Washington, D.C. – Two Washington, New Jersey high school students challenging their school’s ban on a T-shirt displaying the word “redneck” won a major free speech victory yesterday in federal appeals court. The T-shirt lists nationally recognized comedian Jeff Foxworthy’s “Top 10 Reasons You Might Be A Redneck Sports Fan.” The appeals court held that the Warren Hills school district cannot interfere with students’ First Amendment right to wear the shirt.
The lawsuit began after Tom Sypniewski, the students’ older brother, was suspended in March, 2001 – pursuant to Warren Hills Regional High School’s dress code and racial harassment policy – for wearing the T-shirt to school. The dress code prohibits, among other things, clothing “portraying racial, ethnic, or religious stereotyping.” The racial harassment policy prohibits students from wearing clothing that is “racially divisive or creates ill will or hatred.” The school board justified Tom’s suspension and a ban on the T-shirt based on the vice principal’s belief that “redneck” is “offensive” to minority students. The vice principal claimed “redneck” is slang for a “violent, bigoted person.” Commenting on the incident, Jeff Foxworthy said he “was absolutely amazed at the suspension of Tom for wearing [the] shirt,” while noting that “redneck” defines “a glorious absence of sophistication.”

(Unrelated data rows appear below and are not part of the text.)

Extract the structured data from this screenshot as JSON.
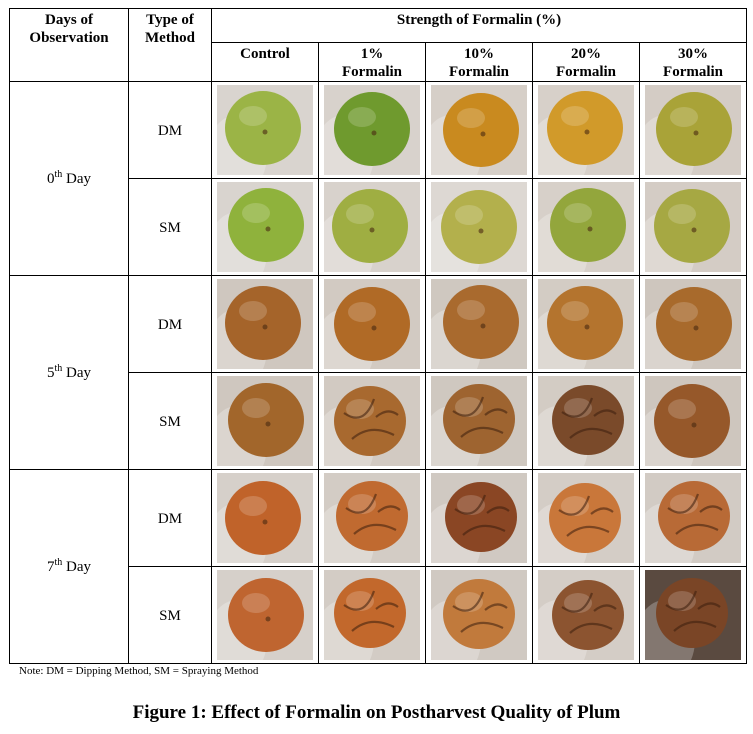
{
  "header": {
    "days_col": "Days of Observation",
    "days_col_lines": [
      "Days of",
      "Observation"
    ],
    "method_col_lines": [
      "Type of",
      "Method"
    ],
    "strength_title": "Strength of Formalin (%)",
    "treatments": [
      {
        "line1": "Control",
        "line2": ""
      },
      {
        "line1": "1%",
        "line2": "Formalin"
      },
      {
        "line1": "10%",
        "line2": "Formalin"
      },
      {
        "line1": "20%",
        "line2": "Formalin"
      },
      {
        "line1": "30%",
        "line2": "Formalin"
      }
    ]
  },
  "groups": [
    {
      "day_num": "0",
      "day_sup": "th",
      "day_word": " Day",
      "rows": [
        {
          "method": "DM",
          "photos": [
            {
              "fruit": "#9bb446",
              "bg": "#d9d4cf",
              "shriveled": false
            },
            {
              "fruit": "#6f9a2e",
              "bg": "#d8d2cc",
              "shriveled": false
            },
            {
              "fruit": "#c98a1f",
              "bg": "#d6cfc8",
              "shriveled": false
            },
            {
              "fruit": "#d19a2a",
              "bg": "#d7d0c9",
              "shriveled": false
            },
            {
              "fruit": "#a9a338",
              "bg": "#d4ccc5",
              "shriveled": false
            }
          ]
        },
        {
          "method": "SM",
          "photos": [
            {
              "fruit": "#8fb23c",
              "bg": "#d9d4cf",
              "shriveled": false
            },
            {
              "fruit": "#9fae42",
              "bg": "#d8d2cc",
              "shriveled": false
            },
            {
              "fruit": "#b3b04c",
              "bg": "#ddd8d3",
              "shriveled": false
            },
            {
              "fruit": "#93a63c",
              "bg": "#d7d0c9",
              "shriveled": false
            },
            {
              "fruit": "#a6a843",
              "bg": "#d4ccc5",
              "shriveled": false
            }
          ]
        }
      ]
    },
    {
      "day_num": "5",
      "day_sup": "th",
      "day_word": " Day",
      "rows": [
        {
          "method": "DM",
          "photos": [
            {
              "fruit": "#a5642a",
              "bg": "#cfc7bf",
              "shriveled": false
            },
            {
              "fruit": "#b06a26",
              "bg": "#d2cac2",
              "shriveled": false
            },
            {
              "fruit": "#a96a2e",
              "bg": "#cfc8c0",
              "shriveled": false
            },
            {
              "fruit": "#b4742e",
              "bg": "#d3ccc4",
              "shriveled": false
            },
            {
              "fruit": "#a86a2c",
              "bg": "#cec6be",
              "shriveled": false
            }
          ]
        },
        {
          "method": "SM",
          "photos": [
            {
              "fruit": "#a2662b",
              "bg": "#cfc7bf",
              "shriveled": false
            },
            {
              "fruit": "#a8692f",
              "bg": "#d2cac2",
              "shriveled": true
            },
            {
              "fruit": "#9e6430",
              "bg": "#cfc8c0",
              "shriveled": true
            },
            {
              "fruit": "#7a4a2a",
              "bg": "#d3ccc4",
              "shriveled": true
            },
            {
              "fruit": "#96582a",
              "bg": "#cec6be",
              "shriveled": false
            }
          ]
        }
      ]
    },
    {
      "day_num": "7",
      "day_sup": "th",
      "day_word": " Day",
      "rows": [
        {
          "method": "DM",
          "photos": [
            {
              "fruit": "#c0632a",
              "bg": "#d6d0ca",
              "shriveled": false
            },
            {
              "fruit": "#c06a30",
              "bg": "#d3ccc5",
              "shriveled": true
            },
            {
              "fruit": "#8a4624",
              "bg": "#d0c9c2",
              "shriveled": true
            },
            {
              "fruit": "#c9773a",
              "bg": "#d4cdc6",
              "shriveled": true
            },
            {
              "fruit": "#b86a36",
              "bg": "#d2cbc4",
              "shriveled": true
            }
          ]
        },
        {
          "method": "SM",
          "photos": [
            {
              "fruit": "#bf6530",
              "bg": "#d6d0ca",
              "shriveled": false
            },
            {
              "fruit": "#c2682c",
              "bg": "#d3ccc5",
              "shriveled": true
            },
            {
              "fruit": "#c17a3c",
              "bg": "#d0c9c2",
              "shriveled": true
            },
            {
              "fruit": "#8c5430",
              "bg": "#d4cdc6",
              "shriveled": true
            },
            {
              "fruit": "#7a4526",
              "bg": "#5a4a40",
              "shriveled": true
            }
          ]
        }
      ]
    }
  ],
  "note": "Note: DM = Dipping Method, SM = Spraying Method",
  "caption": "Figure 1: Effect of Formalin on Postharvest Quality of Plum"
}
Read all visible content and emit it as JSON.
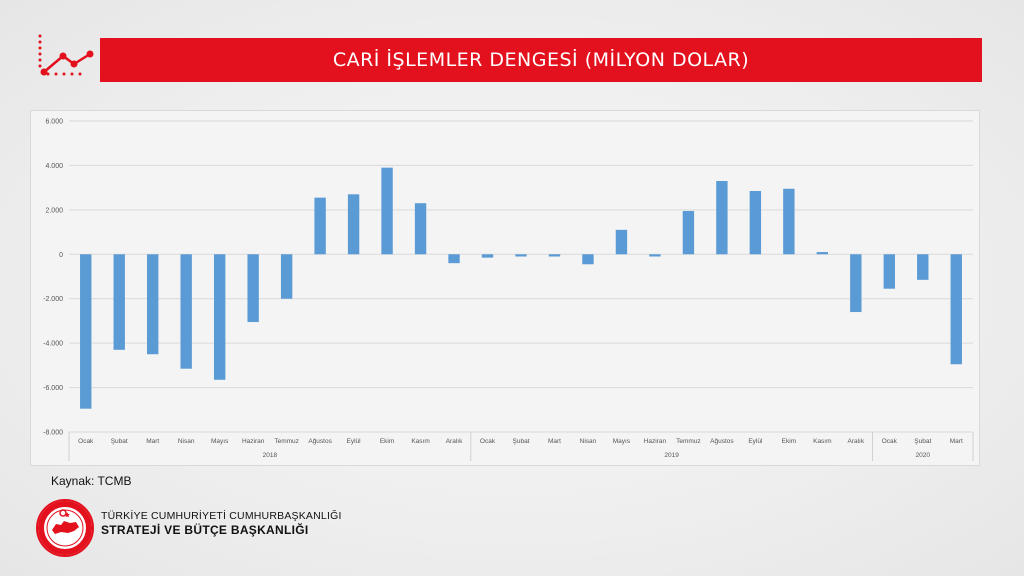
{
  "header": {
    "title": "CARİ İŞLEMLER DENGESİ (MİLYON DOLAR)",
    "accent_color": "#e3101d",
    "icon": "trend-line-icon"
  },
  "source_label": "Kaynak: TCMB",
  "organization": {
    "line1": "TÜRKİYE CUMHURİYETİ CUMHURBAŞKANLIĞI",
    "line2": "STRATEJİ VE BÜTÇE BAŞKANLIĞI",
    "seal_text": "T.C. CUMHURBAŞKANLIĞI STRATEJİ VE BÜTÇE BAŞKANLIĞI"
  },
  "chart_data": {
    "type": "bar",
    "categories": [
      "Ocak",
      "Şubat",
      "Mart",
      "Nisan",
      "Mayıs",
      "Haziran",
      "Temmuz",
      "Ağustos",
      "Eylül",
      "Ekim",
      "Kasım",
      "Aralık",
      "Ocak",
      "Şubat",
      "Mart",
      "Nisan",
      "Mayıs",
      "Haziran",
      "Temmuz",
      "Ağustos",
      "Eylül",
      "Ekim",
      "Kasım",
      "Aralık",
      "Ocak",
      "Şubat",
      "Mart"
    ],
    "groups": [
      {
        "label": "2018",
        "count": 12
      },
      {
        "label": "2019",
        "count": 12
      },
      {
        "label": "2020",
        "count": 3
      }
    ],
    "values": [
      -6950,
      -4300,
      -4500,
      -5150,
      -5650,
      -3050,
      -2000,
      2550,
      2700,
      3900,
      2300,
      -400,
      -150,
      -100,
      -100,
      -450,
      1100,
      -100,
      1950,
      3300,
      2850,
      2950,
      100,
      -2600,
      -1550,
      -1150,
      -4950
    ],
    "yticks": [
      "6.000",
      "4.000",
      "2.000",
      "0",
      "-2.000",
      "-4.000",
      "-6.000",
      "-8.000"
    ],
    "ylim": [
      -8000,
      6000
    ],
    "bar_color": "#5b9bd5",
    "grid": true
  }
}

Tom and his brothers, who were also subject to the school’s policies, filed suit, asking a federal district court to declare the dress code and the racial harassment policy unconstitutional. The Sypniewski brothers argued that the policies violate the First Amendment, both facially and as applied to the T-shirt. While holding that the relevant portion of the dress code did not satisfy the constitutional standard, the district court upheld the racial harassment policy – after interpreting it narrowly – and concluded that it can be used to ban the “redneck” T-shirt. The Sypniewskis appealed.
Yesterday, the U.S. Court of Appeals for the Third Circuit reversed the district court and ruled in favor of the Sypniewskis. The appeals court concluded, on First Amendment grounds, that “The District Court erred in denying the preliminary injunction sought against enforcement of the racial harassment policy to prohibit the wearing of the Foxworthy T-shirt.” Key to the Third Circuit’s decision was its finding that the school failed to establish “that the shirt might genuinely threaten disruption or, indeed, that it violated any of the particular provisions of the harassment policy (excepting, perhaps, the ‘ill will’ provision).” The court ruled that the “ill will” provision was too broad to be constitutional and “must be stricken from the policy.”
The Third Circuit emphasized that, under Supreme Court precedent, “students should not be prevented from engaging in nondisruptive speech.” The court found that “the history of the Sypniewskis wearing the T-shirt speaks strongly against a finding of likelihood of disruption.” Even if someone found “redneck” offensive – which was not the case – “mere offensiveness does not qualify as ‘disruptive’ speech,” the court said.
The students are represented by the Center for Individual Rights (CIR) in Washington, D.C. and New York’s Katten Muchin Zavis Rosenman. “We are gratified by the court’s decision, not only because it protects the rights of these fine boys, but also because it provides a civics lesson for all that free speech is at the heart of our nation’s democratic values,” said Gerald Walpin, a partner at the New York firm and a CIR director. Walpin argued the case before the Third Circuit.
Tom Sypniewski said that “I am very happy that the court recognized my right to wear the Jeff Foxworthy T-shirt. I have always understood the need for schools to prevent disruption, but, as the court said, that T-shirt never caused any disruption and there was no risk that it would. This decision is a great lesson for me and for all young people that the American justice system truly protects the rights of every individual.”
Sypniewski v. Warren Hills Regional Board of Education has been closely watched, not only for its potential to shape the scope of free speech protection in schools, but also for its impact on the proliferation of zero tolerance policies at schools throughout the nation. “The Third Circuit’s ruling makes it clear that schools can’t ban student speech merely because it might be vaguely offensive to someone,” explained Terry Pell, CIR’s Chief Executive Officer. “At the very least, a school must show that the speech threatened to cause disruption. But in this case, no one even complained about Tom’s shirt before the day he was suspended.”